Telling a kid we can't let you shoot until you put in the time to prove yourself or make yourself a shooter isn't honest. Honesty would be telling them you can't let them shoot because your confidence in their decision making, and them developing as a shooter on a learning curve, is less important than winning games. You can't build a relationship with a kid based on your controls and them then needing to do all the heavy lifting emotionally, physically and confidence wise. They need to want to be part of what you are doing, it needs to match their needs and goals, it has to inspire them to want to be better.

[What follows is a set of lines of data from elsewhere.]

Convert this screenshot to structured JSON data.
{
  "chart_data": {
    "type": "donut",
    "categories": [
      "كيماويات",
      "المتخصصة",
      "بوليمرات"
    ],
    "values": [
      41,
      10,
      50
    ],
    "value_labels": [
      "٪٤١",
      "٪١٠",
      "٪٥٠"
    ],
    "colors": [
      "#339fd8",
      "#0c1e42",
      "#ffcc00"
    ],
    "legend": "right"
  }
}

If you aren't at least partially the motivating force and inspiration for improvement, where and when and from whom are they going to learn it: probably not from basketball. Skills, athleticism, confidence, determination, commitment, decision making are all learned behaviors are you teaching them or expecting them? How do you convince a kid to help you build them into shooter?

2 comments:

Langis said...

Well I got to say that I am in Camp 2. However, my end goal is to have myself in camp 3 near the start of playoffs. In other words, all 5 players on the court need to be a threat to shoot it come playoff time.

Thinking Basketball said...

Well thought out Coach. Agree with you on many levels: A coach should mentor. A coach should encourage players. A coach should foster situations that give a player confidence. That being said, it's hard for me to see the benefits of having a player that shoots 12% from three point range in a tie game with five minutes to go just because they are "open" instead of one of our players that shoots 40% beyond the arc. Roles vary with players. Not everyone can do the same thing. Part of a coach's job is to put players in position to be successful. Give them roles where they can succeed. Roles are always changing too. One of the joys of coaching is seeing that player who improves and gets to a level they never thought they could.